中央アフリカでは、トゥアデラ大統領の下、武装勢力との間の和平合意に基づき、平和と安定に向けた取組が進められている。諸野党や一部の武装勢力から大統領選挙の延期が要求され、一時治安情勢が悪化したものの、12月27日に大統領選挙第1回投票が実施され、トゥアデラ大統領が再選された。
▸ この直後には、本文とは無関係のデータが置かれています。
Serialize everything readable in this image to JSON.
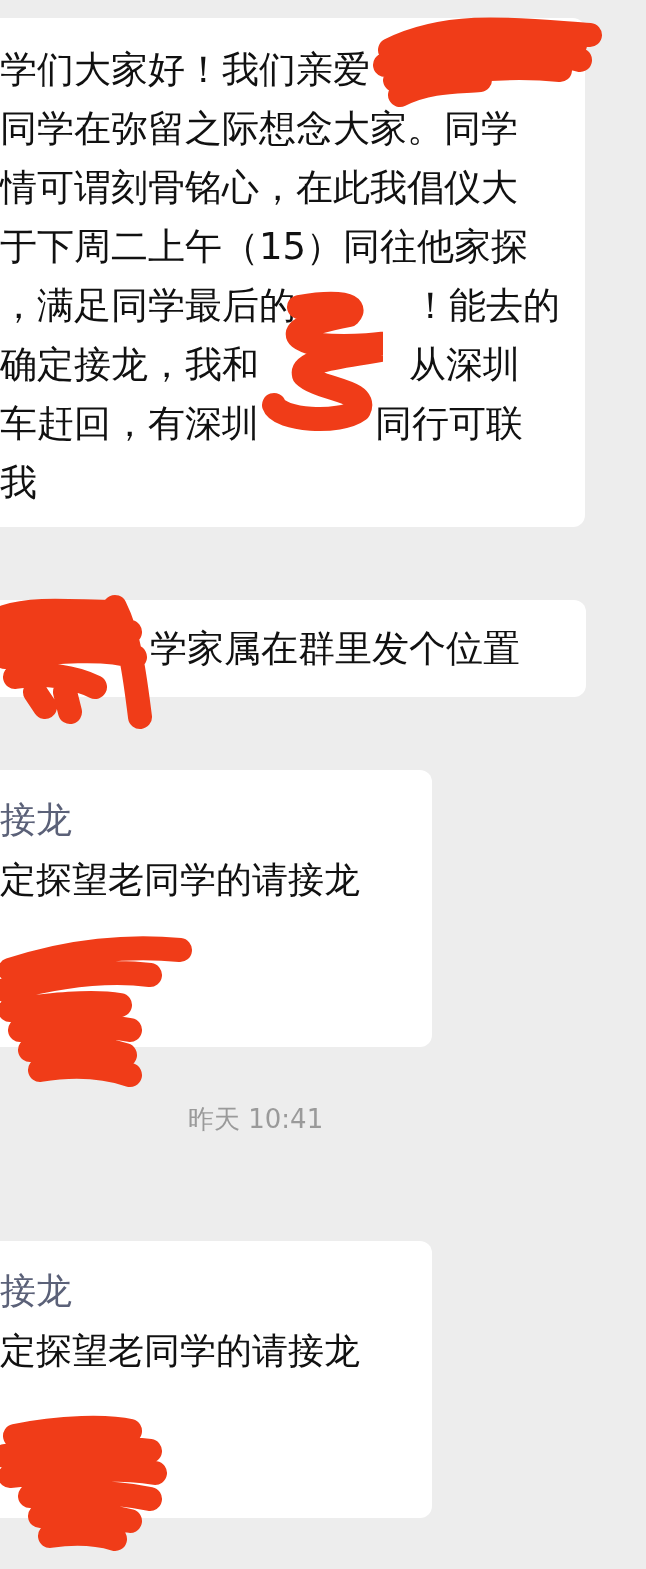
{
  "messages": [
    {
      "kind": "text",
      "lines": [
        [
          {
            "kind": "text",
            "text": "学们大家好！我们亲爱"
          },
          {
            "kind": "scribble"
          }
        ],
        [
          {
            "kind": "text",
            "text": "同学在弥留之际想念大家。同学"
          }
        ],
        [
          {
            "kind": "text",
            "text": "情可谓刻骨铭心，在此我倡仪大"
          }
        ],
        [
          {
            "kind": "text",
            "text": "于下周二上午（15）同往他家探"
          }
        ],
        [
          {
            "kind": "text",
            "text": "，满足同学最后的"
          },
          {
            "kind": "covered"
          },
          {
            "kind": "text",
            "text": "！能去的"
          }
        ],
        [
          {
            "kind": "text",
            "text": "确定接龙，我和"
          },
          {
            "kind": "scribble"
          },
          {
            "kind": "text",
            "text": "从深圳"
          }
        ],
        [
          {
            "kind": "text",
            "text": "车赶回，有深圳"
          },
          {
            "kind": "covered"
          },
          {
            "kind": "text",
            "text": "同行可联"
          }
        ],
        [
          {
            "kind": "text",
            "text": "我"
          }
        ]
      ]
    },
    {
      "kind": "text",
      "lines": [
        [
          {
            "kind": "scribble"
          },
          {
            "kind": "text",
            "text": "学家属在群里发个位置"
          }
        ]
      ]
    },
    {
      "kind": "solitaire",
      "title": "接龙",
      "body": "定探望老同学的请接龙",
      "lines": [
        [
          {
            "kind": "scribble"
          }
        ]
      ]
    },
    {
      "kind": "time",
      "text": "昨天 10:41"
    },
    {
      "kind": "solitaire",
      "title": "接龙",
      "body": "定探望老同学的请接龙",
      "lines": [
        [
          {
            "kind": "scribble"
          }
        ]
      ]
    }
  ]
}
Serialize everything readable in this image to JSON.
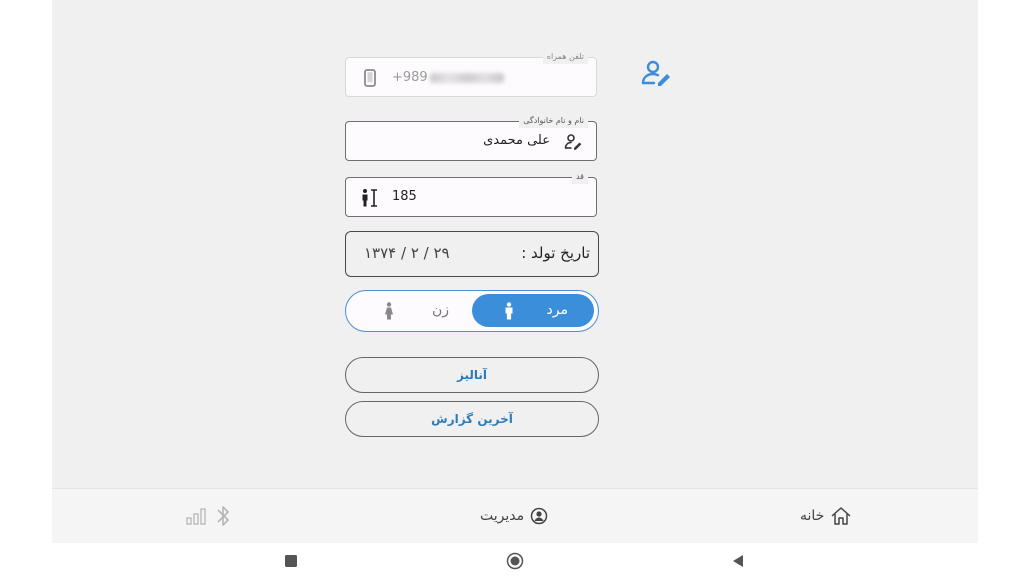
{
  "form": {
    "phone": {
      "legend": "تلفن همراه",
      "value_prefix": "+989"
    },
    "name": {
      "legend": "نام و نام خانوادگی",
      "value": "علی محمدی"
    },
    "height": {
      "legend": "قد",
      "value": "185"
    },
    "birth": {
      "label": "تاریخ تولد :",
      "value": "۱۳۷۴ / ۲ / ۲۹"
    },
    "gender": {
      "male": "مرد",
      "female": "زن",
      "selected": "male"
    },
    "analyze_label": "آنالیز",
    "report_label": "آخرین گزارش"
  },
  "bottom_nav": {
    "home": "خانه",
    "management": "مدیریت"
  },
  "icons": {
    "edit_profile": "user-edit-icon",
    "phone": "mobile-phone-icon",
    "name": "user-edit-icon",
    "height": "height-measure-icon",
    "male": "male-icon",
    "female": "female-icon",
    "home": "home-icon",
    "management": "user-circle-icon",
    "bluetooth": "bluetooth-icon",
    "signal": "signal-bars-icon"
  },
  "colors": {
    "accent": "#3b8ed9",
    "button_text": "#2e7bb8",
    "background": "#f0f0f0"
  }
}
日・中央アフリカ関係は良好であり、2020年、両国は外交関係樹立60周年を迎えた。日本は、国際連合開発計画(UNDP)と連携し、上記大統領選挙に際して2億4,800万円の支援を実施するなど、同国の制度構築に貢献している。

(4)ガボン

政治情勢の不安定な中部アフリカ地域の中にあって、ガボンでは内戦や戦争が生じておらず、同国の政治情勢は安定している。アリ・ボンゴ大統領は、石油依存の経済からの脱却を目指し、木材加工分野などの強化を含め、経済の多角化に取り組んでいる。7月の内閣改造によりオスカ・ラポンダ内閣が発足し、初の女性首相が誕生した。

日・ガボン関係は良好であり、2020年、両国は外交関係樹立60周年を迎えた。日本は、感染症対策や環境保全分野を中心に協力を実施している。